Конечно же, это тоже живопись, но такая живопись, в которой очень много ремесла. Там есть элементы творчества, особенно в росписи храма, когда изображение нужно приспособить к архитектуре. В твоём распоряжении и элементы декора, и фоновые цвета, и многие другие прикладные средства. Но использовать их можно лишь после того, как ты освоил ремесло.
- В чем же тайна?
- Для начала надо просто уметь грамотно писать. К примеру, при работе темперой на лицо и руки образа кладётся краска, называемая санкирь, а затем начинается «вохрение по санкирю», то есть осветление охрой. Не буду вдаваться в подробности, но эту технику надо усвоить очень чётко, и с первого раза это не получится.
- Интересно, как вы работаете с золотом?
- Что касается работы с золотом, то существует два способа позолоты, один - на полименте, другой - на лаке мордан. В первом случае используется белок протухшего яйца. Белок яйца для этого специально протушивают в течение недели и используют с глинками, которые сначала наносятся на поверхность и растираются. Затем наносится полимент. Всё это высушивается, смачивается водкой, и затем уже кладутся листочки золота.
Золото используется в виде микронной фольги. Стоит дунуть - и она улетает. Для этой работы существует целый набор специальных инструментов. Золото продаётся в виде книжек из фольги, цена которых зависит от веса. Например, для позолоты куполов берут золото толстое.
- Работа на куполе - тяжёлый труд?
- Во время покрытия куполов подготавливается площадка, и вокруг купола делается что-то наподобие парника из плёнки. Под ним вообще не должно быть ветра, так что летом приходится работать в страшной духоте. При росписи куполов также иногда приходится работать в ужасно неудобной позе, по нескольку часов стоишь под наклоном.
- Иконописец обязательно должен быть верующим?
- Я знаю одного замечательного резчика, который считает себя неверующим, но, тем не менее, вырезал очень много декора для храмов, и сделал это очень хорошо. Он относится к этому просто как к искусству. Кто-то сразу приходит в вере, кто-то в течение жизни, а кто-то и никогда. У нас стены храмов возводили мусульмане. Ну и что? Что касается лично меня, то я считаю, что перед работой надо обязательно помолиться. Причём существует даже особая молитва перед началом работы над иконой. И в абсолютной массе иконописцы всё-таки люди верующие.

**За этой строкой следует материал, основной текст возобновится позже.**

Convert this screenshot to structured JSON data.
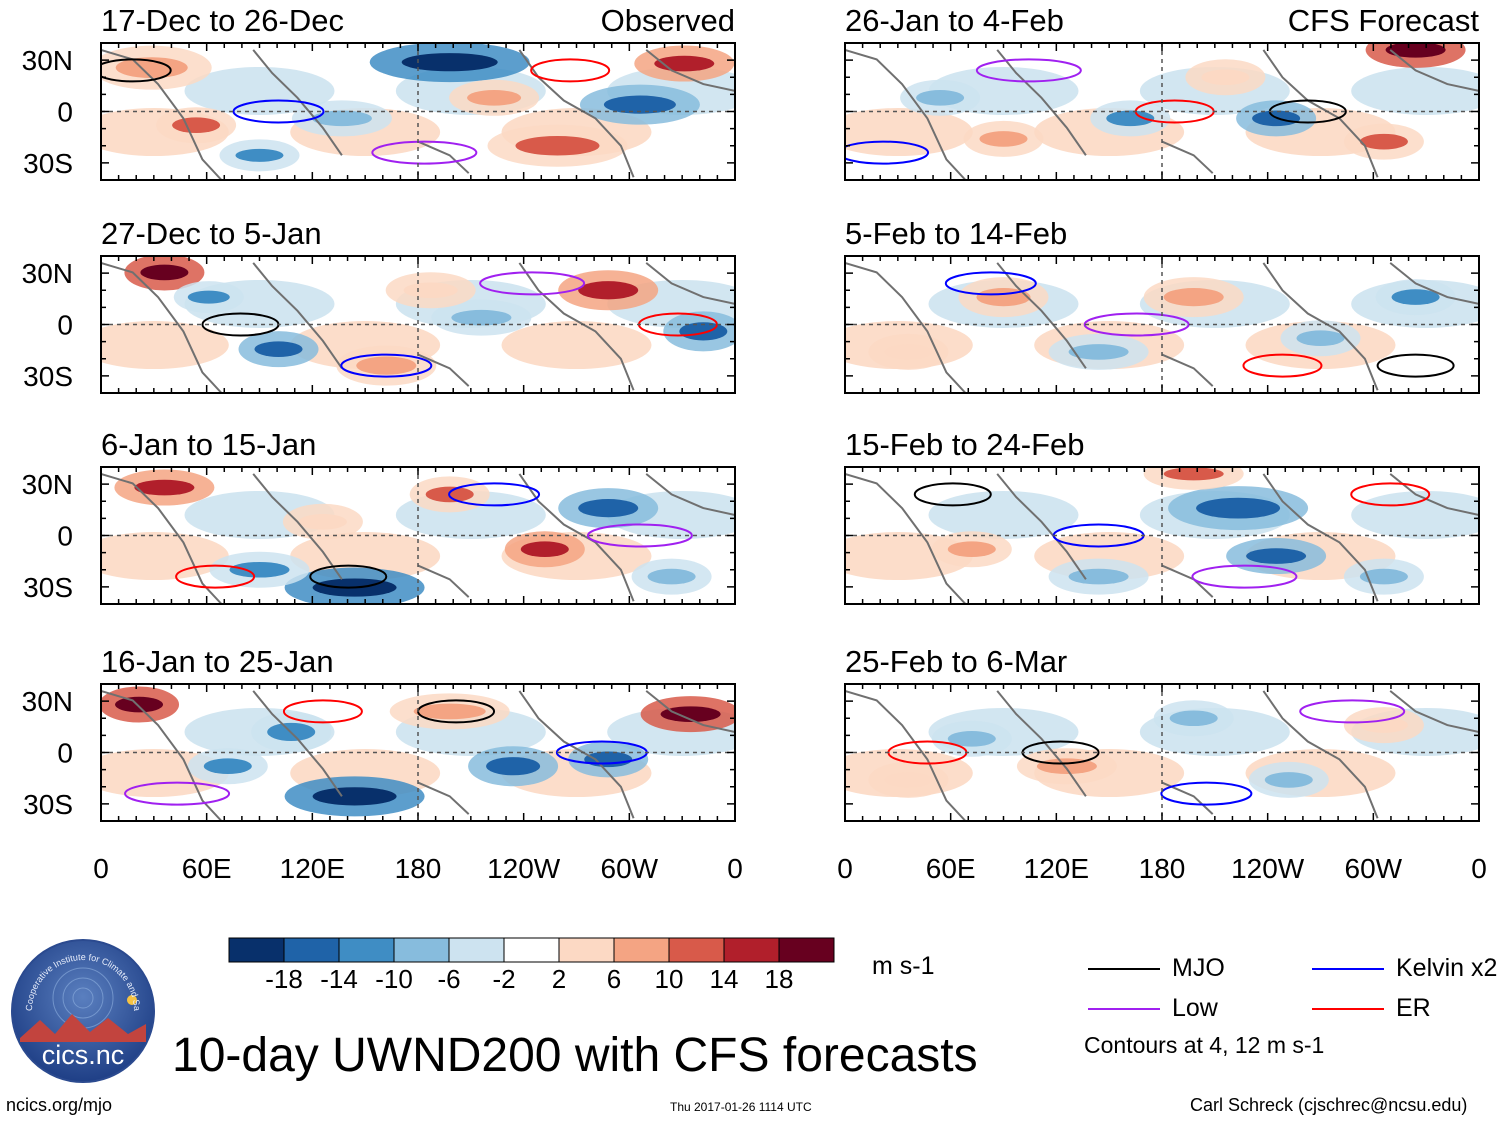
{
  "chart_data": {
    "type": "heatmap",
    "title": "10-day UWND200 with CFS forecasts",
    "column_headers": {
      "observed": "Observed",
      "forecast": "CFS Forecast"
    },
    "panels": [
      {
        "label": "17-Dec to 26-Dec",
        "column": "observed"
      },
      {
        "label": "27-Dec to 5-Jan",
        "column": "observed"
      },
      {
        "label": "6-Jan to 15-Jan",
        "column": "observed"
      },
      {
        "label": "16-Jan to 25-Jan",
        "column": "observed"
      },
      {
        "label": "26-Jan to 4-Feb",
        "column": "forecast"
      },
      {
        "label": "5-Feb to 14-Feb",
        "column": "forecast"
      },
      {
        "label": "15-Feb to 24-Feb",
        "column": "forecast"
      },
      {
        "label": "25-Feb to 6-Mar",
        "column": "forecast"
      }
    ],
    "lat_ticks": [
      "30N",
      "0",
      "30S"
    ],
    "lat_values": [
      30,
      0,
      -30
    ],
    "lat_range": [
      -40,
      40
    ],
    "lon_ticks": [
      "0",
      "60E",
      "120E",
      "180",
      "120W",
      "60W",
      "0"
    ],
    "lon_values": [
      0,
      60,
      120,
      180,
      240,
      300,
      360
    ],
    "lon_range": [
      0,
      360
    ],
    "colorbar": {
      "units": "m s-1",
      "tick_labels": [
        "-18",
        "-14",
        "-10",
        "-6",
        "-2",
        "2",
        "6",
        "10",
        "14",
        "18"
      ],
      "colors": [
        "#08306b",
        "#1f63a8",
        "#3f8dc4",
        "#87bcdd",
        "#cde3f0",
        "#ffffff",
        "#fcd9c4",
        "#f4a483",
        "#d85a4a",
        "#b11f2b",
        "#67001f"
      ]
    },
    "contour_legend": [
      {
        "label": "MJO",
        "color": "#000000"
      },
      {
        "label": "Kelvin x2",
        "color": "#0000ff"
      },
      {
        "label": "Low",
        "color": "#a020f0"
      },
      {
        "label": "ER",
        "color": "#ff0000"
      }
    ],
    "contour_note": "Contours at 4, 12 m s-1"
  },
  "footer": {
    "url": "ncics.org/mjo",
    "timestamp": "Thu 2017-01-26 1114 UTC",
    "author": "Carl Schreck (cjschrec@ncsu.edu)"
  },
  "logo": {
    "text": "cics.nc",
    "ring_text": "Cooperative Institute for Climate and Satellites"
  }
}
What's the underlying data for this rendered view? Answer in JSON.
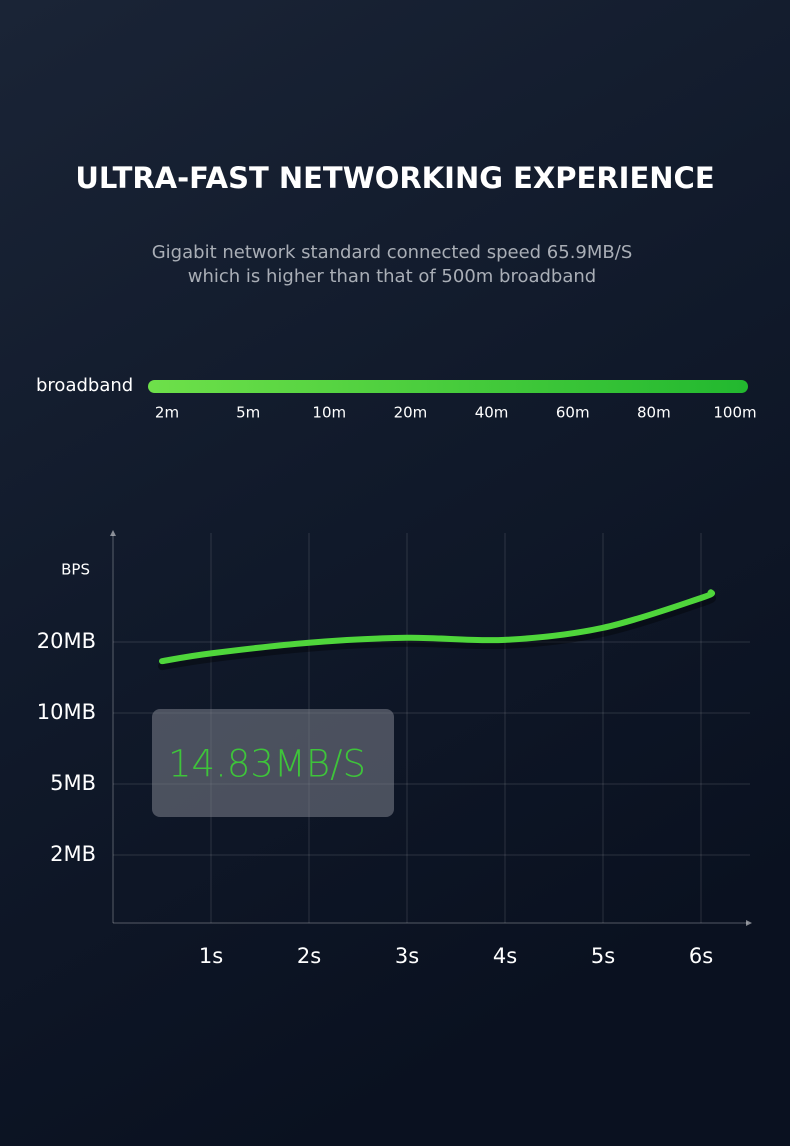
{
  "header": {
    "title": "ULTRA-FAST NETWORKING EXPERIENCE",
    "subtitle": [
      "Gigabit network standard connected speed 65.9MB/S",
      "which is higher than that of 500m broadband"
    ]
  },
  "broadband": {
    "label": "broadband",
    "scale": [
      "2m",
      "5m",
      "10m",
      "20m",
      "40m",
      "60m",
      "80m",
      "100m"
    ]
  },
  "chart_data": {
    "type": "line",
    "y_label": "BPS",
    "annotation": "14.83MB/S",
    "x": [
      0.5,
      1,
      2,
      3,
      4,
      5,
      6,
      6.1
    ],
    "series": [
      {
        "color": "#4fd63b",
        "values": [
          17.3,
          18.4,
          19.9,
          20.6,
          20.3,
          22,
          26.2,
          27
        ]
      }
    ],
    "xlim": [
      0,
      6.5
    ],
    "xticks": [
      {
        "value": 1,
        "label": "1s"
      },
      {
        "value": 2,
        "label": "2s"
      },
      {
        "value": 3,
        "label": "3s"
      },
      {
        "value": 4,
        "label": "4s"
      },
      {
        "value": 5,
        "label": "5s"
      },
      {
        "value": 6,
        "label": "6s"
      }
    ],
    "ylim": [
      0,
      35
    ],
    "yticks": [
      {
        "value": 2,
        "label": "2MB"
      },
      {
        "value": 5,
        "label": "5MB"
      },
      {
        "value": 10,
        "label": "10MB"
      },
      {
        "value": 20,
        "label": "20MB"
      }
    ],
    "grid": true
  }
}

- Это ещё и выгодный бизнес?
- Коммерческая иконопись не просто имеет место, но для этого организовано специальное производство. Так было всегда. Например, в больших старинных сёлах среди мастеров иконописи даже существовало разделение труда по отдельным специальностям. Это только монахи писали чуть ли не на слезах. Большой беды я в этом не вижу. Все иконы не могут мироточить.
- Какие работы тебе особенно запомнились?
- Из моих наиболее значительных работ могу назвать наш Успенский кафедральный собор. Его второй этаж был расписан в начале ХХ века под Виктора Ивановича Васнецова, его учениками. Мы в этом храме делали иконостас. В нём две мои большие иконы - Пётр и Павел, а также декор почти всех других икон.
В храме Рождества Богородицы в селе Монастырщино - все иконы, посвящённые праздникам, моей работы. Над Знаменским храмом, расположенным неподалеку от Куликова поля, который будет скоро освящён, мы работали около пяти лет и сделали очень много. Более мелкие работы и перечислить трудно.
- Как иконопись сочетается с увлечением рок-музыкой?
- Рок иконописи не помеха. Эти явления находятся в разных плоскостях, и я не вижу причины их противопоставлять. Как и многие мои ровесники, я начинал с увлечения тяжёлым роком, но теперь особенно люблю арт-рок: Yes, Jethro Tull, Genesis, такие новые группы, как Gomez.